I agree with this for the most part, but I don't agree that being a coward is a natural state unless taught otherwise. I believe it results from the mindsets we form based on what we perceive societal values to be. Parents/peers/culture seems to value good grades, or simply looking good at whatever you're doing, and being accepted by following the norm -- superficial, damaging, and mostly pointless things -- and as a result, those things become priority for people over learning. If we stop pretending those things matter so much, and put more focus on the beauties of learning and curiosity and discovery and exploration, things would be different.
When and how did you learn to become such an autodidact? Have you been one your entire life? Or when did you realize the system can't and shouldn't force learning upon you and you have to take it into your own hands? I made some of these realizations not all too many years ago, and am fascinated by how others have made the transition.
I am not saying that being a coward is a natural state, rather I am saying that courage can be taught.
If you want to work in software engineering you have to teach yourself pretty much everything -- identifying what you need to learn is a big component.
Among all people who know how to program, the fraction of them who know what automatas are isn't so high. And if you restrict yourself to, among those, the fraction that studied Turing machines before any language ? Well, I don't think I know anyone in that case.
Teaching isn't only about choosing the right subjects in the right order. It is also about making people involved in their own learning. Especially at basic levels.
You have a point. But 90% of the lessons are relevant to any C-like language. It uses Javascript sure, but I think it does teach the beginnings of how to code.
Also I disagree on the last paragraph. The topics you mentioned are far less useful for learning to program than the material this tutorial covered. They are advanced topics, and only used in special situations.
This is why I mentioned the Dunning-Kruger effect. You have no idea how bad you are at programming and how completely wrong you are. From other comments in this thread we can already see how poor of a decision it was to use a dynamically typed language to introduce programming to fresh newbies. Javascript is NOTHING like C. Just because it has curly braces in it doesn't mean it is like C. That is like saying you saw a red ferrari so all red cars are ferraris. No.
The concepts I mentioned are not advanced concepts. They are BASIC concepts, such as would be covered in a basic freshman/sophomore class in college. You probably have no idea about the huge class of bugs that you could easily avoid if you understood these concepts. They are not used some of the time, they are used ALL of the time.

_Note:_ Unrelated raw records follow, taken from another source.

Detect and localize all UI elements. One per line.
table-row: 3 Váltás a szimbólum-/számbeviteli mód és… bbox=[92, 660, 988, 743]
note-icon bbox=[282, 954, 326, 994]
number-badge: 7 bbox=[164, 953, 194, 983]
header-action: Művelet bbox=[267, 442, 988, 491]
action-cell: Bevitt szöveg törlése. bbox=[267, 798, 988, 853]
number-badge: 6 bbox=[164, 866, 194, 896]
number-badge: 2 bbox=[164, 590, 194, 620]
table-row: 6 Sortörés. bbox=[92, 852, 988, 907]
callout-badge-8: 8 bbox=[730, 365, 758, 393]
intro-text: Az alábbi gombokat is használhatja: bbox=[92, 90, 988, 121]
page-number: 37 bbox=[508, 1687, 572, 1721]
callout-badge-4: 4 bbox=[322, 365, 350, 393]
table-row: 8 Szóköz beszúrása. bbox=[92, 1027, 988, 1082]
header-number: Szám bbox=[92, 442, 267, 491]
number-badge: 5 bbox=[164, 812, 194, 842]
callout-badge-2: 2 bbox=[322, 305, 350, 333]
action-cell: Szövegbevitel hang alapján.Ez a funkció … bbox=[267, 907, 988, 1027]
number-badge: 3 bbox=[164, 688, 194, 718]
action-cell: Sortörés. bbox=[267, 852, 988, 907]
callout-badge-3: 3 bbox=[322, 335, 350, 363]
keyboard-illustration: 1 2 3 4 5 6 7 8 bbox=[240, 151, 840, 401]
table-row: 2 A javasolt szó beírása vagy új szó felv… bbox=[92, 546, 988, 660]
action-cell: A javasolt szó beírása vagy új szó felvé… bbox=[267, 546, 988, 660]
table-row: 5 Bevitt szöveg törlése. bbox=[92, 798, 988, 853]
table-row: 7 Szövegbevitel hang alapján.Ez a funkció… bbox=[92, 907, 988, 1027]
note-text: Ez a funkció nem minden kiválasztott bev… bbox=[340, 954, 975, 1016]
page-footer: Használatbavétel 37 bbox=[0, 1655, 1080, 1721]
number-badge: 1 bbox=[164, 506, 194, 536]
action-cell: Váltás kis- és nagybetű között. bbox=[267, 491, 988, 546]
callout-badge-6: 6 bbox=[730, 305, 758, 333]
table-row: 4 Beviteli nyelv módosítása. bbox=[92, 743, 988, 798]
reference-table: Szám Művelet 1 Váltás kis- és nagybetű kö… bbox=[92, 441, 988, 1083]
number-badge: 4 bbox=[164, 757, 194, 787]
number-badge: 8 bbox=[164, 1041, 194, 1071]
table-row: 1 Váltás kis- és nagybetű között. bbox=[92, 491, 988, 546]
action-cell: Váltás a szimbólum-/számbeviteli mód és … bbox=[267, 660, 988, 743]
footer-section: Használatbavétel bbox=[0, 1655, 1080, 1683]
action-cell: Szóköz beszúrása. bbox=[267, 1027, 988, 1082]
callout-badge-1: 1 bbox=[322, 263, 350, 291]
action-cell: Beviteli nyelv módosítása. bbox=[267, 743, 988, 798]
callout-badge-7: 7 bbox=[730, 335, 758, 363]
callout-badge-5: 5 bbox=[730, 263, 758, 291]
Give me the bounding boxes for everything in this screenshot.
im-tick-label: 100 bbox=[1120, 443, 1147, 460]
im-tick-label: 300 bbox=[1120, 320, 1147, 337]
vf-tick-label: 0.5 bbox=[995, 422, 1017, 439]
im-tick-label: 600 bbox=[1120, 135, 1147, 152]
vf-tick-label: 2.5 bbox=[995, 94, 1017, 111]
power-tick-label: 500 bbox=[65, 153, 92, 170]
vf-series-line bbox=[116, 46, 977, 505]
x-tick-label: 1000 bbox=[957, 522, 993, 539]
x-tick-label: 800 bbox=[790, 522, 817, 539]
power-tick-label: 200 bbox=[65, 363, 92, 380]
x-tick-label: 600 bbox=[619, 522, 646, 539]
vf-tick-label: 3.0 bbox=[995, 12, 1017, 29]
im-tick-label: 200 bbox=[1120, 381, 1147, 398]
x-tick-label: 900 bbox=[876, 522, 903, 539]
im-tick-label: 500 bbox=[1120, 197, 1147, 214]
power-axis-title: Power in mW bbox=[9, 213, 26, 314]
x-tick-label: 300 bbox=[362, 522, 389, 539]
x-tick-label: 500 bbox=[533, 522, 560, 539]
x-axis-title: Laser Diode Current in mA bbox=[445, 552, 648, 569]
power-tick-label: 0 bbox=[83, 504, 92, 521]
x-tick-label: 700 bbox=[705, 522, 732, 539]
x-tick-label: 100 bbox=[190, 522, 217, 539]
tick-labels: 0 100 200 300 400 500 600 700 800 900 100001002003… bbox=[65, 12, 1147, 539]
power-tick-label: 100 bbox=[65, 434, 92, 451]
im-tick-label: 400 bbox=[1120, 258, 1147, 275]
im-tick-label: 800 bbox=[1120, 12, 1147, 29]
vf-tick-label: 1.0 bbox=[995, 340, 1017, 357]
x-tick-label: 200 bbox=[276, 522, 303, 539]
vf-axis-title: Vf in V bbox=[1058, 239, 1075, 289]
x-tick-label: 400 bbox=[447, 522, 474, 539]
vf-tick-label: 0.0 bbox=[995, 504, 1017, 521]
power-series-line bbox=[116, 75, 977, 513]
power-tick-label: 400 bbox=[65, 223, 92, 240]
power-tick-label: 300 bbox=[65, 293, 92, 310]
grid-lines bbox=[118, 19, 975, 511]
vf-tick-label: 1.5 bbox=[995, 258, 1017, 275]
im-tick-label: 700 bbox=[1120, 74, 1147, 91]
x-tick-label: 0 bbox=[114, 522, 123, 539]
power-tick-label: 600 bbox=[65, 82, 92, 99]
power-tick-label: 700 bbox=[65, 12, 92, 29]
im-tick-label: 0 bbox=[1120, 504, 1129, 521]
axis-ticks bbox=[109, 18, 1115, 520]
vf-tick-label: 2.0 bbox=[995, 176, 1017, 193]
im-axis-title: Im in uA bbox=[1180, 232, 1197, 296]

I agree that the site should mention that the user will be programming in Javascript... but I'm not sure where you were going with the rest of that. "Arrogant" is definitely not the word I would use there.
ARROGANT is precisely the word. The 'teachers' are showing off their real time javascript interpreter in an ersatz form of diluted rote learning. Monkey-see monkey-do is like putting blinders on someone.It's like telling you I am going to show you how to eat ice cream and giving you a scoop of vanilla out of your freezer.. I'd rather go to Kimball's and see people getting all sorts of flavors, all sorts of ways-and then when I see something interesting-ask them what does it taste like. Arrogance is when you hightlight the difference between you and me and then doing something to maintain that divide. Arrogance is the mechanism of maintain inequality. False advertising is a subtle, but commonly used form of arrogance.
Like I said earlier, show me a way to interact and tinker with an already existing codebase that does something interesting. Make sure that codebase is extremely well commented and hyperlinked. And I will be swimming with freedom in a limitless sea of knowledge that people have cultivated over decades.